The Last Time India and Sri Lanka Had Land Connectivity Was to Bring Over a Million Slaves from India to Sri Lanka
Posted on April 11th, 2025

Dilrook Kannangara

Talks of a land bridge between India and Sri Lanka are buzzing once again. Those who feel nostalgic about the time when there was some kind of connectivity miss the point that it was built by the British to bring down slaves from India to Sri Lanka cheaply. While it served a colonial purpose, it has no utility today unless India is looking to do a colonial move against Sri Lanka.

Though Colonial Britain officially agreed to end slavery in 1833, it never gave up that lucrative industry until after WW2. According to British records close to a million South Indians were brought into the island from 1833 to 1860. It continued well into the 1940s. For all purposes they were slaves who were forced to put their finger print on paper to denote consent to receive meagre amounts of food and were swiftly put on ships or trains and sent to their destinations. Slaves brought from India’s Malabar Coast were classified as Malabar People and slaves from the Coromandel Coast were classified as Coromandel people. In 1911 both terms disappeared from the national census and in their place emerged new ethnic groups.

This large influx of slaves from South India devastated Sri Lanka economically, environmentally, socially, politically and militarily. Instead of useful crops, scant arable land was wasted for tobacco, tea and other crops with massive devastation caused to the environment, catchment areas, native dwellers who revolted against it and to native flora and fauna. Those who came to the island from India with just the clothes on them acquired wealth at the expense of natives over the years in an island with very limited resources.
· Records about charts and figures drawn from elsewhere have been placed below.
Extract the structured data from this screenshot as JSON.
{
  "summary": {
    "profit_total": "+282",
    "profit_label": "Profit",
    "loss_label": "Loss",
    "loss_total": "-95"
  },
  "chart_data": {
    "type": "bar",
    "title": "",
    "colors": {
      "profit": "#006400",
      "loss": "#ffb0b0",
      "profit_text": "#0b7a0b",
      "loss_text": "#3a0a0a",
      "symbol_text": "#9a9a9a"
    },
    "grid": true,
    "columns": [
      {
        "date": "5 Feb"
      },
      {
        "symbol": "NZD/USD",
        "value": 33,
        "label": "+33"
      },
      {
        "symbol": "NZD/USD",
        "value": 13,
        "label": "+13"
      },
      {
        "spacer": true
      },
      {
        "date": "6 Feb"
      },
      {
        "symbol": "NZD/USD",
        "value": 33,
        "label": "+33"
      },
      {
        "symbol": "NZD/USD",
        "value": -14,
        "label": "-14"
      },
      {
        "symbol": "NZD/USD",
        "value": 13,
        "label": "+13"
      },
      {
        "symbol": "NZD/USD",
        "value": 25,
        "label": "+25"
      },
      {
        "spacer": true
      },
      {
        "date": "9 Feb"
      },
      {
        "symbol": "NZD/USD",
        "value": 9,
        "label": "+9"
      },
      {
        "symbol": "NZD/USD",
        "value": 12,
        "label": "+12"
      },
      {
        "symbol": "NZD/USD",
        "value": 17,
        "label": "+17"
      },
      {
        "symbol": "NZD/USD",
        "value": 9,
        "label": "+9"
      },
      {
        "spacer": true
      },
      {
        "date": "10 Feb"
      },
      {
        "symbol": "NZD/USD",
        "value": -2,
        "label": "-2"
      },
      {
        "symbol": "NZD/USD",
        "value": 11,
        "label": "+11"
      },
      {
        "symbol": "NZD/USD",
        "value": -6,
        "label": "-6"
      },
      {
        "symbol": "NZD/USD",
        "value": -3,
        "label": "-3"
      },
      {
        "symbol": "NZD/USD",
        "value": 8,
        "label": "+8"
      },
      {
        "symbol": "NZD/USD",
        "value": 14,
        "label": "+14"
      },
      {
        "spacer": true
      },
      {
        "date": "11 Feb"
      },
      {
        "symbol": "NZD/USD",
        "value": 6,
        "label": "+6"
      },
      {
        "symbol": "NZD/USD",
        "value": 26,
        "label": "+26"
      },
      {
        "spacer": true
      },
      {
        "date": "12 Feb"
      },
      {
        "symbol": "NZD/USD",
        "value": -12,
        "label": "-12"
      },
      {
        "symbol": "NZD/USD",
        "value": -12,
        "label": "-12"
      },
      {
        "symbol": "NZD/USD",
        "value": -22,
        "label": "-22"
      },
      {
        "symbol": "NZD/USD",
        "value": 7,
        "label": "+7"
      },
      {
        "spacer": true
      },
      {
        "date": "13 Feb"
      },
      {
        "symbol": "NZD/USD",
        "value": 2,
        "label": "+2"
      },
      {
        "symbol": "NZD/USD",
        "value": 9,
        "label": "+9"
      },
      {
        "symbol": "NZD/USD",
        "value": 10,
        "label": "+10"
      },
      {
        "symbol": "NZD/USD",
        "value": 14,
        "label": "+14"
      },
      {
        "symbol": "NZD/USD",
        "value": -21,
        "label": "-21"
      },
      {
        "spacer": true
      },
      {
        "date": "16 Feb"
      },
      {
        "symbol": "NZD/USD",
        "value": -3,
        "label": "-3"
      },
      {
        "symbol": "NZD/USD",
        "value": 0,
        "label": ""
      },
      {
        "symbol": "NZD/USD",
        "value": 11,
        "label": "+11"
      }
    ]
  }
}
The rise in the wealth of communities brought from India directly corresponds to the poverty of natives as the island nation did not have large amounts of resources for all. Had no colonial population movement occurred, the islanders would have been far better off in every aspect of their lives. 

If a new land connection is built between the two nations it will not be any different – nothing good will come to Sri Lanka through it. If it goes ahead, each community will have to think for themselves and carve up their exclusive ethnicity-based nation each within the island like western Europe did just before it started to develop rapidly. That is the only way they will be safe from the next wave of colonial occupation and slavery.